Pair Corralation between Brunswick and PACCAR

Allowing for the 90-day total investment horizon Brunswick is expected to under-perform the PACCAR. In addition to that, Brunswick is 1.19 times more volatile than PACCAR Inc. It trades about -0.1 of its total potential returns per unit of risk. PACCAR Inc is currently generating about -0.04 per unit of volatility. If you would invest  10,329  in PACCAR Inc on December 29, 2024 and sell it today you would lose (510.00) from holding PACCAR Inc or give up 4.94% of portfolio value over 90 days.
Time Period3 Months [change]
DirectionMoves Together 
StrengthSignificant
Accuracy100.0%
ValuesDaily Returns

Brunswick  vs.  PACCAR Inc

 Performance 
       Timeline  
Brunswick 

Risk-Adjusted Performance

Very Weak

 
Weak
 
Strong
Over the last 90 days Brunswick has generated negative risk-adjusted returns adding no value to investors with long positions. In spite of latest uncertain performance, the Stock's fundamental indicators remain sound and the latest tumult on Wall Street may also be a sign of longer-term gains for the firm shareholders.
PACCAR Inc 

Risk-Adjusted Performance

Very Weak

 
Weak
 
Strong
Over the last 90 days PACCAR Inc has generated negative risk-adjusted returns adding no value to investors with long positions. Even with relatively invariable basic indicators, PACCAR is not utilizing all of its potentials. The latest stock price agitation, may contribute to short-term losses for the retail investors.
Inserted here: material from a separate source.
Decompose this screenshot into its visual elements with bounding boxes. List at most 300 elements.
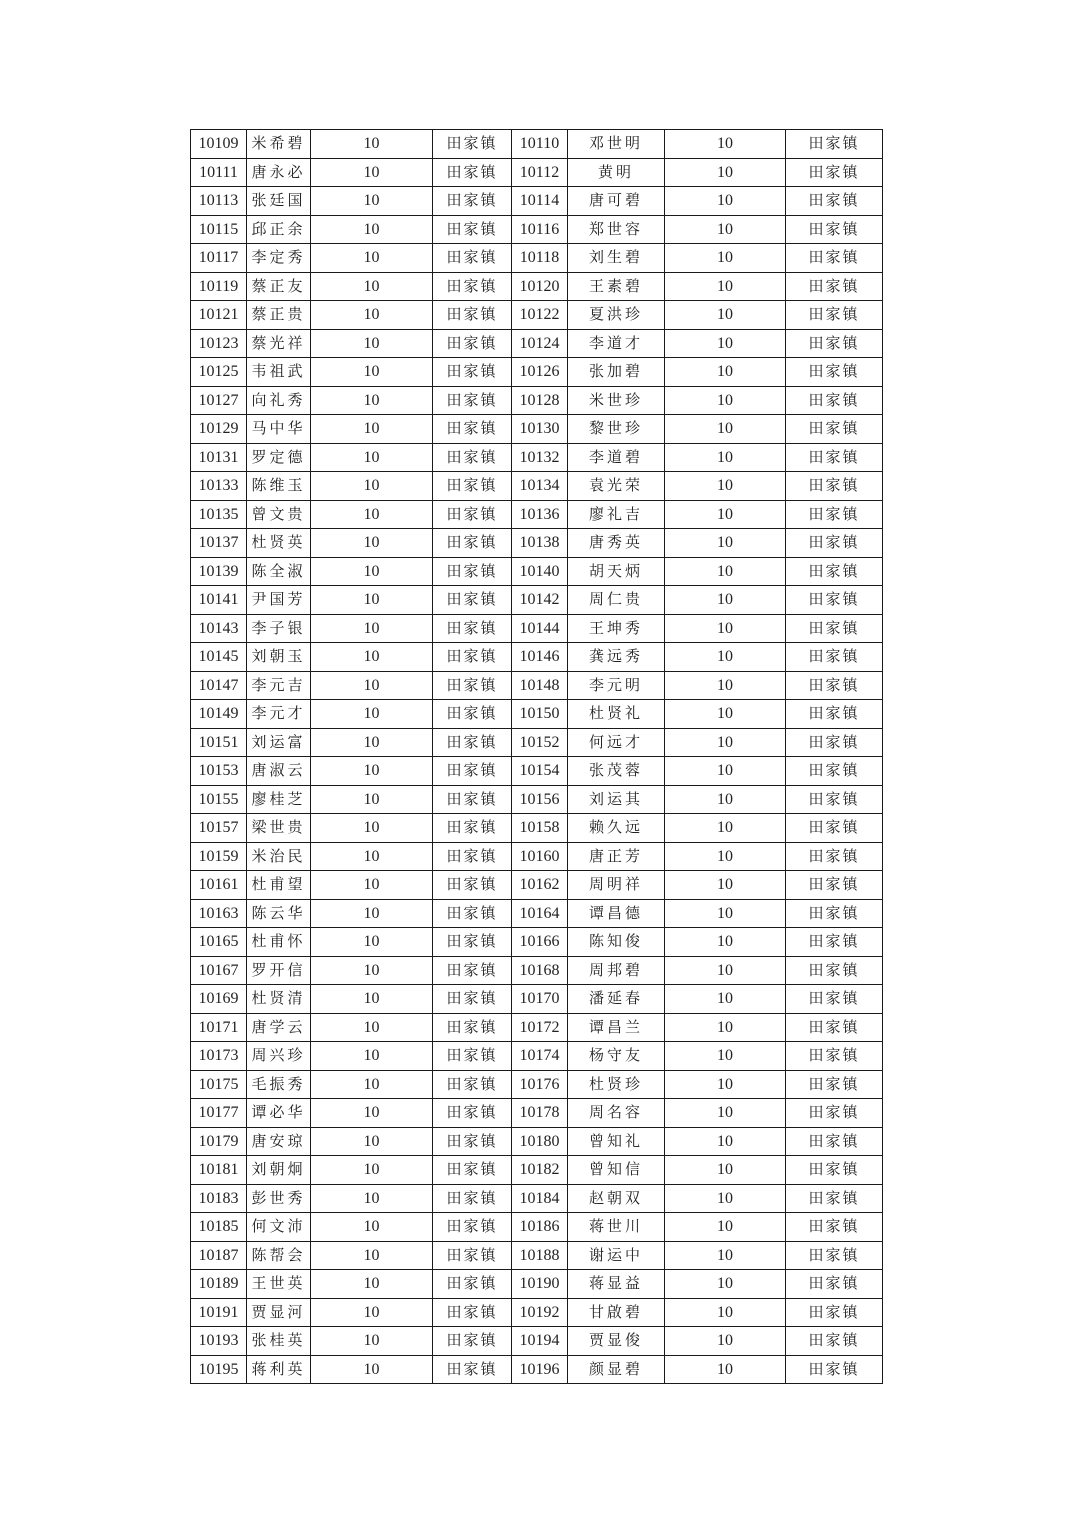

Brunswick and PACCAR Volatility Contrast

   Predicted Return Density   
       Returns  

Pair Trading with Brunswick and PACCAR

The main advantage of trading using opposite Brunswick and PACCAR positions is that it hedges away some unsystematic risk. Because of two separate transactions, even if Brunswick position performs unexpectedly, PACCAR can make up some of the losses. Pair trading also minimizes risk from directional movements in the market. For example, if an entire industry or sector drops because of unexpected headlines, the short position in PACCAR will offset losses from the drop in PACCAR's long position.
The idea behind Brunswick and PACCAR Inc pairs trading is to make the combined position market-neutral, meaning the overall market's direction will not affect its win or loss (or potential downside or upside). This can be achieved by designing a pairs trade with two highly correlated stocks or equities that operate in a similar space or sector, making it possible to obtain profits through simple and relatively low-risk investment.
Check out your portfolio center.
Note that this page's information should be used as a complementary analysis to find the right mix of equity instruments to add to your existing portfolios or create a brand new portfolio. You can also try the Insider Screener module to find insiders across different sectors to evaluate their impact on performance.